Farida Belkhiri
18 Mai 2004
La pianiste autrichienne Emma Schmidt et l'Orchestre philharmonique d'Alger ont donné, dimanche dernier au palais de la Culture, deux concerts classiques au lieu d'un seul, tellement le public était nombreux !
Deux représentations plutôt qu'une ! Au lieu d'un seul concert, comme c'était prévu au programme du Festival culturel européen, la pianiste autrichienne Emma Schmidt et l'Orchestre philharmonique d'Alger se sont vus obligés de donner deux représentations pour le même concert, tellement le public était nombreux. Tandis que des spectateurs se disputaient encore des places à l'intérieur de la salle du palais de la Culture (certains ont dû s'asseoir à même le sol, faute de places), d'autres attendaient patiemment leur tour derrière des battants clos tenus soigneusement par les agents de sécurité. «Si vous sortez, vous ne pouvez plus rentrer !», dit l'agent de sécurité à l'un des spectateurs. «Si je vous laisse entrer après, les gens qui attendent dehors croiront que je fais du favoritisme, et ce sera l'émeute !», ajoutera-t-il. Une scène de déjà-vu qui rappelle les conditions dans lesquelles s'est déroulé le concert de Gnawa Diffusion.A l'intérieur de la salle, tout se déroule pour le mieux.
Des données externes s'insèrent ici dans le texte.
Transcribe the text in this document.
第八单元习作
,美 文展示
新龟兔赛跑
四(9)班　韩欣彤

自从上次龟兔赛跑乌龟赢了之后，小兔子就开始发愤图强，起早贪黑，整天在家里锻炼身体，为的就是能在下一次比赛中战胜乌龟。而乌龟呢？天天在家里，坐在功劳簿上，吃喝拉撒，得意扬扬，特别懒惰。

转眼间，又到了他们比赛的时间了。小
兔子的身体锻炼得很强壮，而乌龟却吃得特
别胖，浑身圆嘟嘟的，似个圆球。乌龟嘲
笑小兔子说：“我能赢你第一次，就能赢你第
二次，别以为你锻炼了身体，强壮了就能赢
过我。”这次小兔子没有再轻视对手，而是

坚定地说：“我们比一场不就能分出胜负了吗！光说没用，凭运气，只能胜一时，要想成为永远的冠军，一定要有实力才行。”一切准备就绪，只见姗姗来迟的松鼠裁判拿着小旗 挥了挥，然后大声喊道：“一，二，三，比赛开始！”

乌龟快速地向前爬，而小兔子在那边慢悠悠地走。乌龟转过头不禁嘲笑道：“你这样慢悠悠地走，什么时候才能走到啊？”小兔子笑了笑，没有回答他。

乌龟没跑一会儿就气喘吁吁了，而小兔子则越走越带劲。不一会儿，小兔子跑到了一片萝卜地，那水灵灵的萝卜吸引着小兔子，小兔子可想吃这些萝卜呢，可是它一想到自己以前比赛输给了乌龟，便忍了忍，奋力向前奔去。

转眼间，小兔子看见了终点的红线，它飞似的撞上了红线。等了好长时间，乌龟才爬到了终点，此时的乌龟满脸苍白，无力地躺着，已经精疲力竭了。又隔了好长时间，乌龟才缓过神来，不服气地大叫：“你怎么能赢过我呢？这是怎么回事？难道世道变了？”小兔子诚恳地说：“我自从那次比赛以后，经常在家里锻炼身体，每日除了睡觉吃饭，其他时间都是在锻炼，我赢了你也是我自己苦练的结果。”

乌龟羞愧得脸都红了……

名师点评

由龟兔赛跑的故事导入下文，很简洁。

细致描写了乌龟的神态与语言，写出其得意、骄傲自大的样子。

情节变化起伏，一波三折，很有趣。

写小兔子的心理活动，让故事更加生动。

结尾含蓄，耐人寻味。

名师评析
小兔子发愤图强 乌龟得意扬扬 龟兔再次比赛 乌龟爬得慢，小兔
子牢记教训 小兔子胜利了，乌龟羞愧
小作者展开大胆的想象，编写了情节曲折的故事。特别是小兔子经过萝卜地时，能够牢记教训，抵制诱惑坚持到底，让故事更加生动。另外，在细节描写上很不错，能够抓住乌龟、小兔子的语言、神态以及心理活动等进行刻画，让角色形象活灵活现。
L'Orchestre philharmonique d'Alger, sous la direction d'Amine Kouider, se présente tout d'abord en solo avec comme avant-propos les Noces de Figaro de Mozart. Une pièce musicale satirique que l'orchestre philharmonique affectionne particulièrement et qui continue d'inspirer les plus grands chanteurs d'opéra d'Europe. La pianiste autrichienne Emma Schmidt, qui s'est déjà produite à Alger et à Oran en 2002, fait une entrée très remarquée dans une robe écarlate. Prenant place derrière le grand piano, jonché au milieu de la scène entouré de plus d'une quarantaine de musiciens, Emma Schmidt amorce le Concerto pour piano et orchestre en la majeur de Mozart. Mais avant qu'elle continue, l'orchestre philharmonique lui prépare déjà le terrain dans une combinaison d'instrumentations à corde et à vent. La pianiste autrichienne se lance donc, suivie discrètement par l'orchestre, dans la configuration d'un allegro joyeux et gai.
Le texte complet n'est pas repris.